AWS and Azure IAM Pros and Cons
Why do you need an Identity Access Management Policy?
Enhances IT security
Unauthorized users gaining access to sensitive data can have disastrous consequences. Knowing that only certain users have access to critical applications strengthens the security posture of the organization against data breaches and social engineering threats.
IAM helps organizations protect against different security incidents like internal threats, credential theft, and data breaches. Methods like single-sign-on (SSO), multi-factor authentication (MFA), and role-based access control (RBAC) reduce the risk of credential abuse.
In addition, following IAM policies helps organizations meet compliance regulations by limiting user interaction with applications to the minimum.
The system helps keep track of employee activity. By implementing the principle of least privilege, it ensures that the user only gets access to what they need for the job.
Security methods of identity management like SSO, MFA, and RBAC ensure employees get quick access to the resources they need. No more time wasted in finding the right password. By automating user provisioning, it simplifies requesting authorized access to resources.

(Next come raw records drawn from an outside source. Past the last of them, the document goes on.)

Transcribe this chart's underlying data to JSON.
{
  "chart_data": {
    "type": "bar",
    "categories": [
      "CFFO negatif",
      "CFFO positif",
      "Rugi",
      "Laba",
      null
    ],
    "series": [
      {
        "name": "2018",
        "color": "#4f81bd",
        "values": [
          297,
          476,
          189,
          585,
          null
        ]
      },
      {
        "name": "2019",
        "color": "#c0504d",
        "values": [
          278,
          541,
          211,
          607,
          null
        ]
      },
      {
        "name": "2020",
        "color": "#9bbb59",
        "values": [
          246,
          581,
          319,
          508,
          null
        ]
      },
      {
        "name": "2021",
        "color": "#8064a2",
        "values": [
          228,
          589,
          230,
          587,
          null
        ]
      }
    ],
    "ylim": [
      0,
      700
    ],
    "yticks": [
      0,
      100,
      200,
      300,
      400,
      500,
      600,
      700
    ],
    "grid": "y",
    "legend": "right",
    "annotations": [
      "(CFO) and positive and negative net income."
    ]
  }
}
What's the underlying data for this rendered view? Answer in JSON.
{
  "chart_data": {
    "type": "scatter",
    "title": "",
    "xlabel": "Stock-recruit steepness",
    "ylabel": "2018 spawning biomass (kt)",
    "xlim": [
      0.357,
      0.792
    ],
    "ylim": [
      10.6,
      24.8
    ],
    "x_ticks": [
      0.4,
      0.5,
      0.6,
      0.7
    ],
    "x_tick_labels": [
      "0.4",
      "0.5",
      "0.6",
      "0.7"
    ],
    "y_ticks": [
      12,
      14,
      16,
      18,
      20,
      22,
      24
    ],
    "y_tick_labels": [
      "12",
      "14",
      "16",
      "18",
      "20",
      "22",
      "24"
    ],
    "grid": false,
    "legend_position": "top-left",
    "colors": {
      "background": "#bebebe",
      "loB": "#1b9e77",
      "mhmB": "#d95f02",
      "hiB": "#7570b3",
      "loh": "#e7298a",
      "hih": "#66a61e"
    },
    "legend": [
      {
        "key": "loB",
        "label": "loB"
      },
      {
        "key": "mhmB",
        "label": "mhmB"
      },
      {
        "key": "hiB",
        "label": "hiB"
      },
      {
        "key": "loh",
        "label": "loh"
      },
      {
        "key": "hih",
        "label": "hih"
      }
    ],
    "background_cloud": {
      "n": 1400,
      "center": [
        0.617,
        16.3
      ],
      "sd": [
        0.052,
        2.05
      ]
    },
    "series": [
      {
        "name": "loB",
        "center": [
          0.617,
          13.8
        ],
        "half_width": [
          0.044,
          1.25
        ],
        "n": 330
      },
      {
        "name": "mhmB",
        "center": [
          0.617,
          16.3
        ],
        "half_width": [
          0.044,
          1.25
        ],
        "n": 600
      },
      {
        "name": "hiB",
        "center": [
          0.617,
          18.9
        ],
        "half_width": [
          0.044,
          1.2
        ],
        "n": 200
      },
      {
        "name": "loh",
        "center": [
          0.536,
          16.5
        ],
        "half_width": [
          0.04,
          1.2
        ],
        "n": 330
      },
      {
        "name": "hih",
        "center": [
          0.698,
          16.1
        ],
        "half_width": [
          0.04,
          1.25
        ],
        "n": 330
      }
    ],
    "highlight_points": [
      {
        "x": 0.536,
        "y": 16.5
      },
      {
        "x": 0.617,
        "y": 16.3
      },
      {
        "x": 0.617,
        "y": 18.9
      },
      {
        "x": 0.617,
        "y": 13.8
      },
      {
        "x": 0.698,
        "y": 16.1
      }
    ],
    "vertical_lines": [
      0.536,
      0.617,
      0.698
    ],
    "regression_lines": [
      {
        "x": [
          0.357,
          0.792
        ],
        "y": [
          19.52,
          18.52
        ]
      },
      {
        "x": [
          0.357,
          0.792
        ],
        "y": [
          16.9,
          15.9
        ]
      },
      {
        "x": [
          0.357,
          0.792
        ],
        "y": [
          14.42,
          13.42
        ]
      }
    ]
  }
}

The automation in IAM standardizes authentication and identity management tasks. That means they are off the hands of IT administrators, saving time and costs. If you use an IAM as part of a cloud service, you can save the cost of setting up and maintaining an on-premises infrastructure.
The Bottom Line: Who’s the winner?
In reality, there is no winner since each one is geared to companies’ specific needs. Corporate environments already working with MS products will find it easier to adopt Azure. Organizations that require highly available serverless offerings may likely choose AWS. In the end, it will depend on which provider’s services meet your infrastructure and scaling goals.